The film takes place on an undisclosed island on a foggy, winter day. Victor Frankenstein and his bride, Elizabeth, are set to be married by a priest who is rowed in on a small raft. But all is not well on the day of these young lovers’ wedding: The ceremony is clearly being conducted in secret, and Victor and Elizabeth are under the protection of seven well-armed mercenaries. All parties soon find themselves being stalked by a seemingly supernatural enemy of great physical strength that dwells in the woods surrounding the small chapel...a monster who kills with swiftness and purpose. As the slaughter escalates and the characters begin to die one by one at the hands of this mysterious Creature, Victor is forced to confess the unholy crimes he committed that has placed himself and the others in this deadly predicament. Meanwhile, as each character faces certain death, the beast’s ultimate target reveals itself not to be Victor, but his bride.

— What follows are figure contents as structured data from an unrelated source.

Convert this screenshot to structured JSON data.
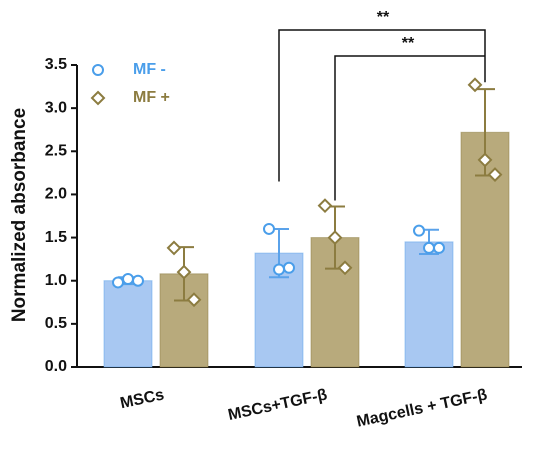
{
  "chart_data": {
    "type": "bar",
    "y_label": "Normalized absorbance",
    "categories": [
      "MSCs",
      "MSCs+TGF-β",
      "Magcells + TGF-β"
    ],
    "series": [
      {
        "name": "MF -",
        "color": "#a8c8f2",
        "edge": "#5aa2ea",
        "values": [
          1.0,
          1.32,
          1.45
        ],
        "errors": [
          0.04,
          0.28,
          0.14
        ],
        "points": [
          [
            0.98,
            1.02,
            1.0
          ],
          [
            1.6,
            1.13,
            1.15
          ],
          [
            1.58,
            1.38,
            1.38
          ]
        ]
      },
      {
        "name": "MF +",
        "color": "#b8aa7c",
        "edge": "#8c7c40",
        "values": [
          1.08,
          1.5,
          2.72
        ],
        "errors": [
          0.31,
          0.36,
          0.5
        ],
        "points": [
          [
            1.38,
            1.1,
            0.78
          ],
          [
            1.87,
            1.5,
            1.15
          ],
          [
            3.27,
            2.4,
            2.23
          ]
        ]
      }
    ],
    "annotations": [
      "**",
      "**"
    ],
    "ylim": [
      0,
      3.5
    ],
    "yticks": [
      {
        "value": 0,
        "label": "0.0"
      },
      0.5,
      {
        "value": 1,
        "label": "1.0"
      },
      1.5,
      {
        "value": 2,
        "label": "2.0"
      },
      2.5,
      {
        "value": 3,
        "label": "3.0"
      },
      3.5
    ],
    "legend": "upper left"
  }
}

==Production and release==
Production began in the Orland Park, Illinois area in January 2011 and was funded by indie fundraising website IndieGoGo. Principal photography ended in August of the same year. The official world premiere for the movie was held at The Portage Theater in Chicago on Sunday, November 27, 2011. It is currently seeking additional distribution.

==Reception==

Responses from the premiere have been positive, with reviews praising the film primarily for its homages to horror films produced by Hammer Studios. Patrick McDonald of Hollywoodchicago.com awarded the film 3 stars out of 5: "It has all the familiar Frankenstein monster elements, but also delivers a certain style and authority that allows it to make its own mark. The acting, setting, costumes and dialogue screams drive-in movie fare, but the production gamely reaches out to retell the myth with a little sex, a lot of gore and an interesting take on the reanimation portion of the monster." John Collins of Weirdreview.com also recommends the film primarily for its nostalgic qualities, and he adds, "This is easily the most viscious [sic], evil Frankenstein’s monster I have ever encountered." Ain't It Cool News writes, "Its diversions from [the original] story made me look past the rough edges that go along with low budget and amateur acting. ... I applaud the filmmaker’s derivations from the source material".